Scientific classification
- Kingdom: Animalia
- Phylum: Chordata
- Class: Chondrichthyes
- Subclass: Holocephali
- Order: Chimaeriformes
- Family: Chimaeridae
- Genus: Chimaera
- Species: C. opalescens
- Binomial name: Chimaera opalescens Luchetti, Iglésias & Sellos, 2011

= Opal chimaera =

- Genus: Chimaera
- Species: opalescens
- Authority: Luchetti, Iglésias & Sellos, 2011
- Conservation status: LC

Species of cartilaginous fish

The opal chimaera (Chimaera opalescens) is a chimaera species in the family Chimaeridae, which lives in the northeastern Atlantic Ocean.

== Description ==
Chimaera opalescens tapers from a large head to a whip-like tail, and has large eyes with a black iris. Its body is iridescent, with juveniles appearing darker with more bronze colouration. Its first dorsal fin is high, with the fin spine not extending beyond the tip of the fin.
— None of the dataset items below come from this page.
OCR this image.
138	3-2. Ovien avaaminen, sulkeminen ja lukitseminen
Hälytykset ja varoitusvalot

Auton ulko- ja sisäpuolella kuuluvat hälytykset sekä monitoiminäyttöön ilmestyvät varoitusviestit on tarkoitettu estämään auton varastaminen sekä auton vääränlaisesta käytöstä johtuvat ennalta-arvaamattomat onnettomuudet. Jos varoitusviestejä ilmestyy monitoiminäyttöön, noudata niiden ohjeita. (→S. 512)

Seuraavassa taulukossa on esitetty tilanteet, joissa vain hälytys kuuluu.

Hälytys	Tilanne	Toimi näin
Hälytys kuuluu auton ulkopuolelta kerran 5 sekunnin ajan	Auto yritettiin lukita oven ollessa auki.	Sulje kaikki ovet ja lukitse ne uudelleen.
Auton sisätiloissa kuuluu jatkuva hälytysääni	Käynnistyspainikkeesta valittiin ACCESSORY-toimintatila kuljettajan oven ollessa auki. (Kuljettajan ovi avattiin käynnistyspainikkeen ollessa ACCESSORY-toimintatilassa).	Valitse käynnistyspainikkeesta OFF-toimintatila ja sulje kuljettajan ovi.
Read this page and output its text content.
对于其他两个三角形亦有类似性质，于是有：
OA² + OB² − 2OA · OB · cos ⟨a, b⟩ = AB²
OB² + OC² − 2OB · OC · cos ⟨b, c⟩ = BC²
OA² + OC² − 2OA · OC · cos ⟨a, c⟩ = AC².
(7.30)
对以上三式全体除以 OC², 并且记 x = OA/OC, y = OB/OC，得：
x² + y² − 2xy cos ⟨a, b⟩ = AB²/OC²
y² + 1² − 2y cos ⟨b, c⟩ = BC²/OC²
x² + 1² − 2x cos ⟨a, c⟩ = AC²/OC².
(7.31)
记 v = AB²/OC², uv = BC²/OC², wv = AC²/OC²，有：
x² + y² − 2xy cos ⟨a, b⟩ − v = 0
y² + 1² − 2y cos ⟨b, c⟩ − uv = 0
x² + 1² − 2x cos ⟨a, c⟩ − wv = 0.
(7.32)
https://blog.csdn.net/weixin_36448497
At maturity, male specimens reach 95cm in total length, and females 92cm, and the species has a maximum total length of 110cm and a maximum precaudal length of 78cm.

== Distribution and habitat ==
The Depth range of Chimaera opalescens is 800-1975 m and they prefer a water temperature of approximately 4.3 C. They are resident in the waters of Denmark, France, Greenland, Ireland, Morocco, Portugal, Spain, the United Kingdom, and Western Sahara.

With the positive identification of C. opalescens in the waters of the Azores and the similarities between the species and C. monstrosa, and with C. opalescens thought to be occurring in deeper water than C. monstrosa, it has been argued that the species may have been previously been misreported as C. monstrosa in the Azores.

== Reproduction ==
C. opalescens is oviparous.

== Conservation ==
Chimaera opalescens is categorised as least concern on the IUCN Red List as of 2020 as despite the fact that they are occasionally a bycatch of deep-water trawl fisheries, their depth range keeps them mostly outside the range of this threat.